Faits : Le requérant était un athlète de haut niveau en triathlon avant l’accident. À la suite de celui-ci, il s’est procuré l’équipement sportif nécessaire à la pratique de ce sport. La SAAQ a accordé une aide financière maximale de 6 000 $ pour couvrir les frais liés à l’achat de l’équipement sportif. Le requérant a réclamé le remboursement des frais liés à l’achat d’un vélo à main, d’un fauteuil roulant de course et d’une combinaison thermique adaptée.

Décision du TAQ : Les frais réclamés doivent être remboursés. La SAAQ a refusé d’examiner si le remboursement des coûts de certains éléments d’équipement sportif pouvait contribuer à la réadaptation du requérant dans sa situation personnelle au motif que le triathlon n’était pas une activité de loisirs pratiquée par l’ensemble de la population. Or, le requérant pratiquait ce sport avant l’accident, et ce, à une intensité telle qu’il s’agissait d’une habitude de vie. La poursuite de cette habitude après l’accident en dépit de son handicap a contribué, du moins en partie, à son retour à la vie normale et à sa réinsertion sociale, en plus d’être un apport bénéfique pour sa condition physique et son équilibre émotif. La limitation de l’aide financière accordée par la SAAQ à l’achat soit d’un vélo à main, soit d’un fauteuil de course est restrictive et déraisonnable. Le requérant a droit au remboursement des frais réclamés pour l’équipement sportif en cause.

Décision : S.P.

Faits : La requérante est demeurée paraplégique à la suite de son accident. Elle a obtenu le remboursement d’un fauteuil roulant sportif au motif qu’il contribuait au maintien de la condition physique nécessaire à son travail. La SAAQ a refusé de lui payer un vélo adapté au motif qu’un seul équipement sportif à vie est permis. La requérante a expliqué que, comme elle ne peut plus faire de compétition en fauteuil roulant en raison de blessures, le vélo est le seul sport cardiovasculaire qui lui reste.

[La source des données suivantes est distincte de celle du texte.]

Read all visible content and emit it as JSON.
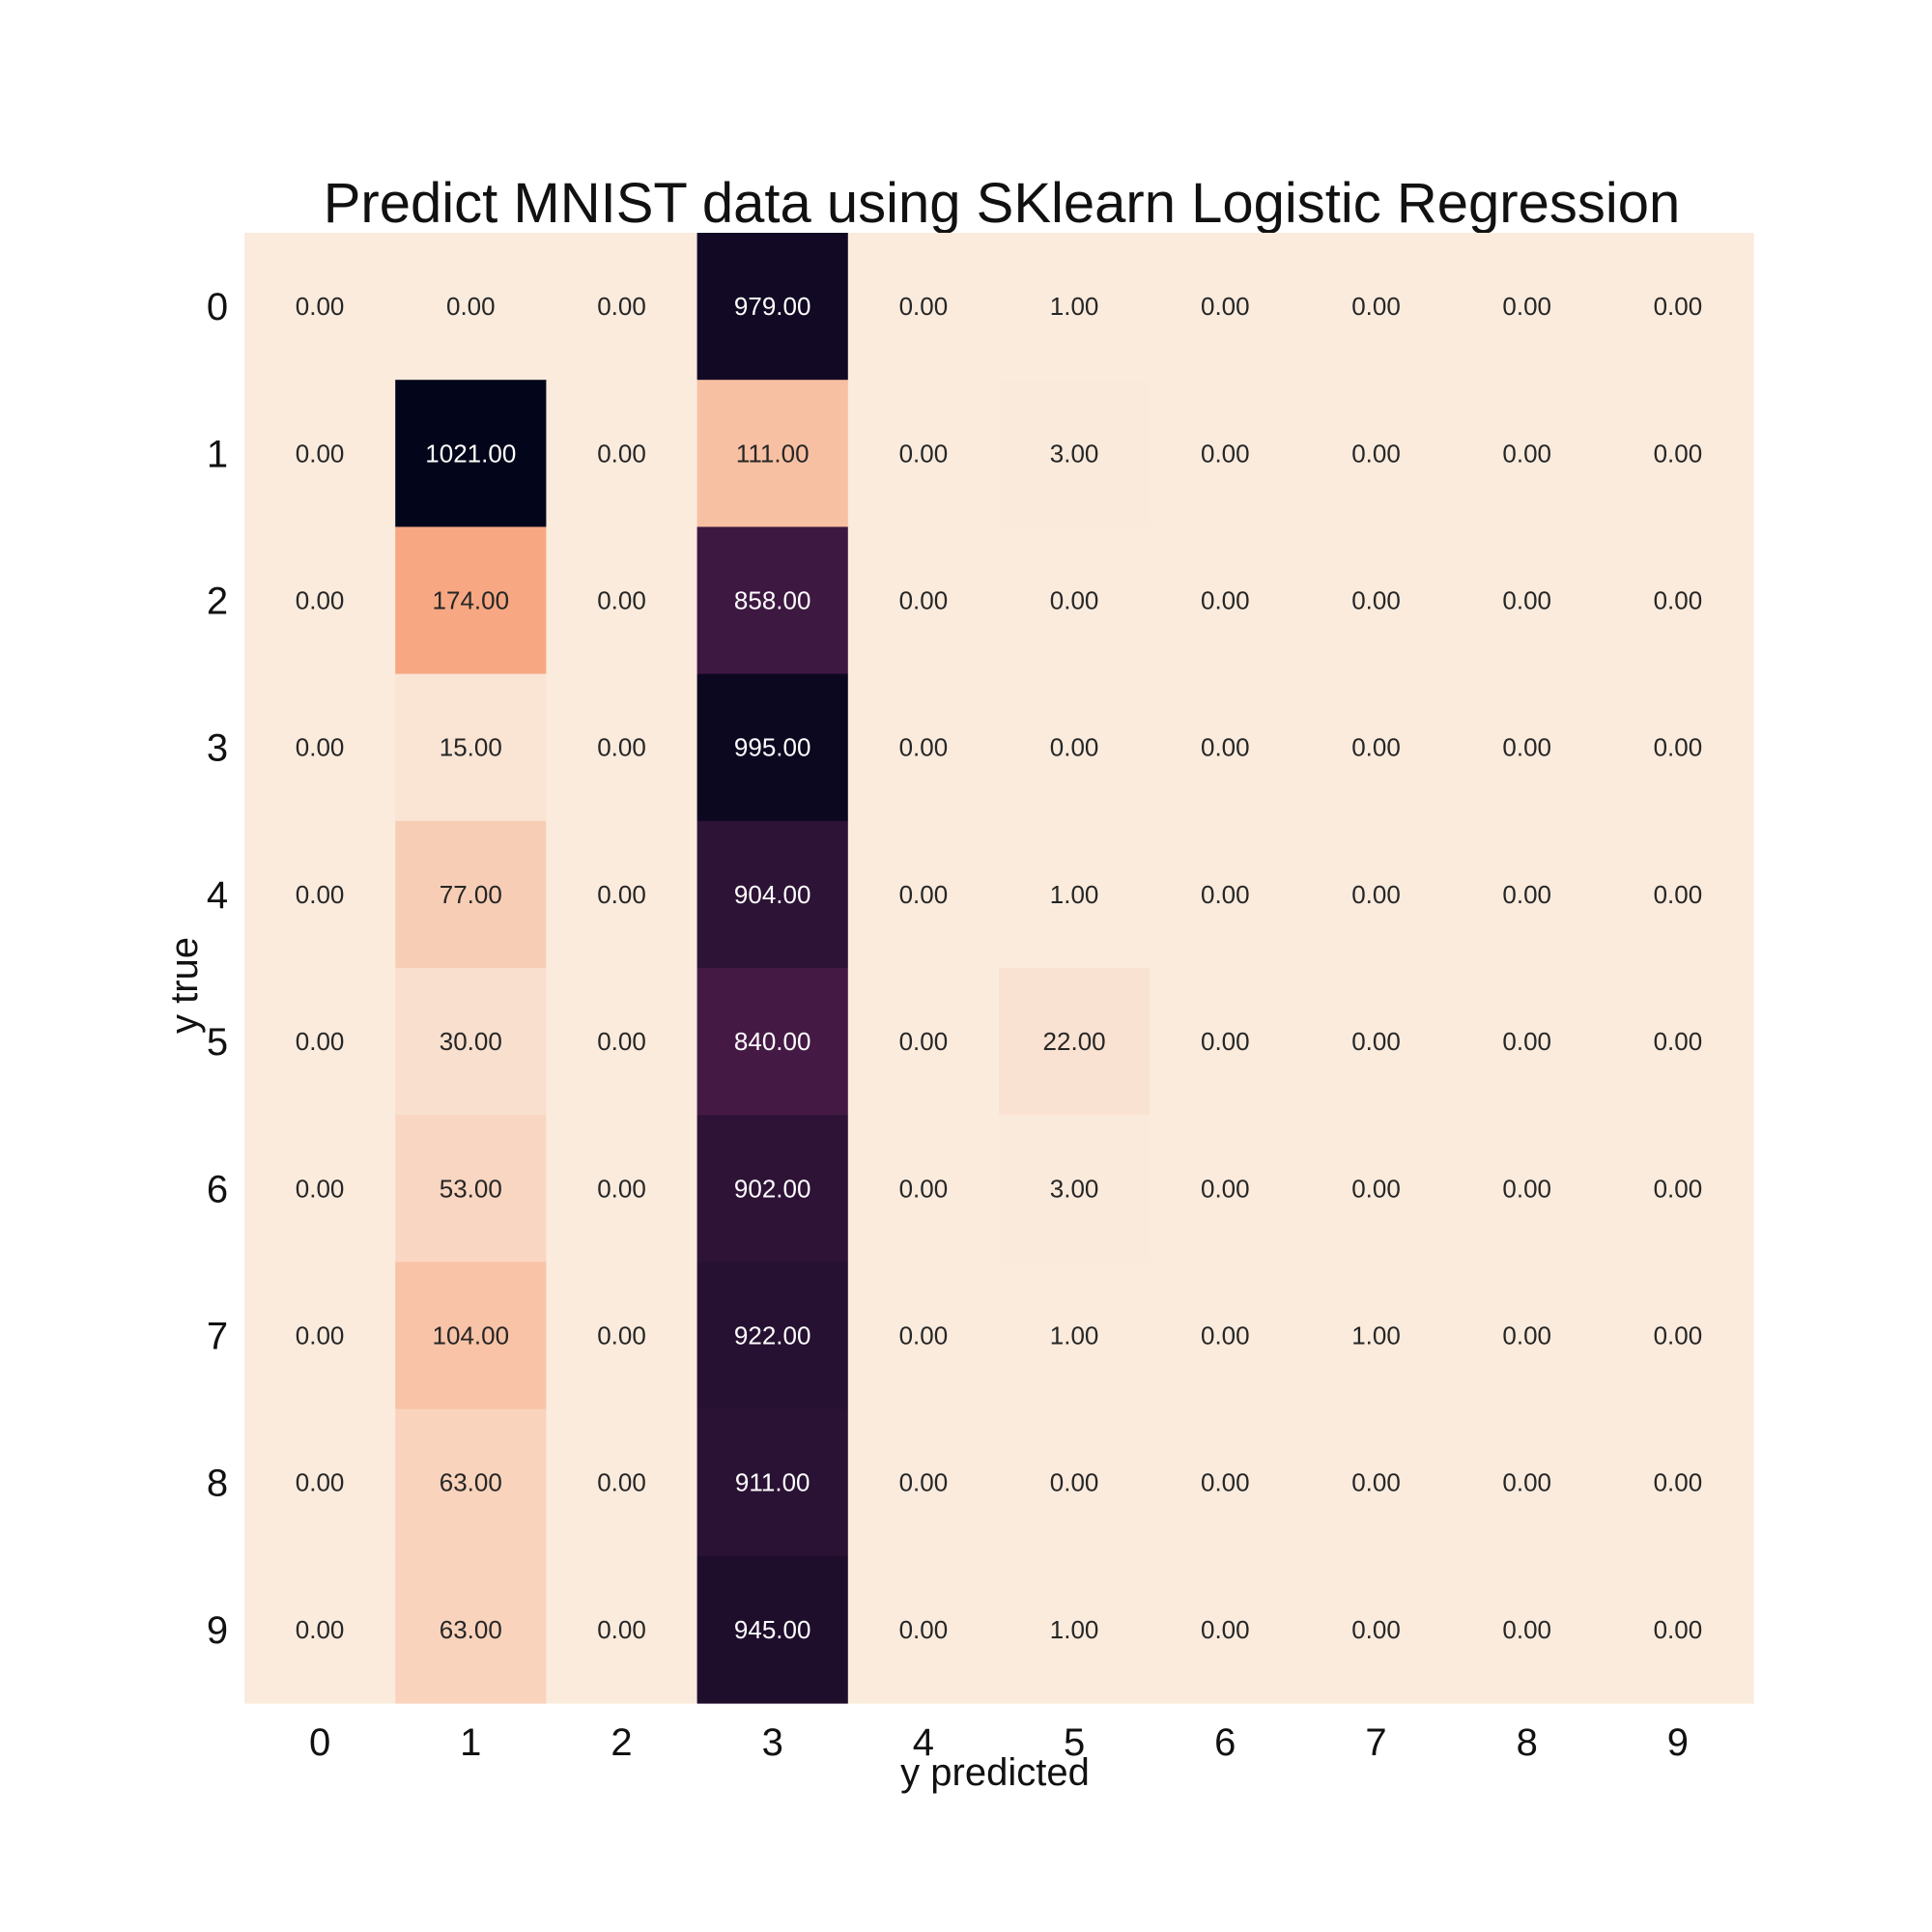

Décision du TAQ : Le vélo constitue non seulement une activité de loisirs, mais principalement un moyen de garder la forme physique nécessaire à l’exécution du travail de la requérante. La directive de la SAAQ imposant une limite d’un seul équipement adapté à vie est restrictive et déraisonnable. La requérante n’a pas épuisé son droit parce que la pratique du sport en fauteuil roulant ne lui convient plus. Le vélo ne constitue pas une activité sportive additionnelle, mais plutôt la seule qui lui permette actuellement de maintenir une forme physique et cardiovasculaire à la hauteur des exigences de son travail.

Décision : F.S.

Faits : Le requérant doit se déplacer en fauteuil roulant depuis son accident. La SAAQ a refusé de lui rembourser le coût d’une planche à neige. Le requérant soutient que le ski est presque le seul sport d’hiver qu’il peut pratiquer avec sa famille.

Décision du TAQ : La SAAQ n’a pas agi de façon déraisonnable en refusant d’accorder une somme considérable — plus de 5 000 $ — pour rembourser le coût de la planche à neige. Le requérant peut vivre une vie normale qui tient compte de son handicap sans être propriétaire d’une planche à neige, d’autant plus qu’il a occasionnellement à sa disposition un tel équipement pour pratiquer un sport qui n’est pas à la portée de toutes les familles. La vie de famille ne paraît pas substantiellement tributaire de la pratique du ski.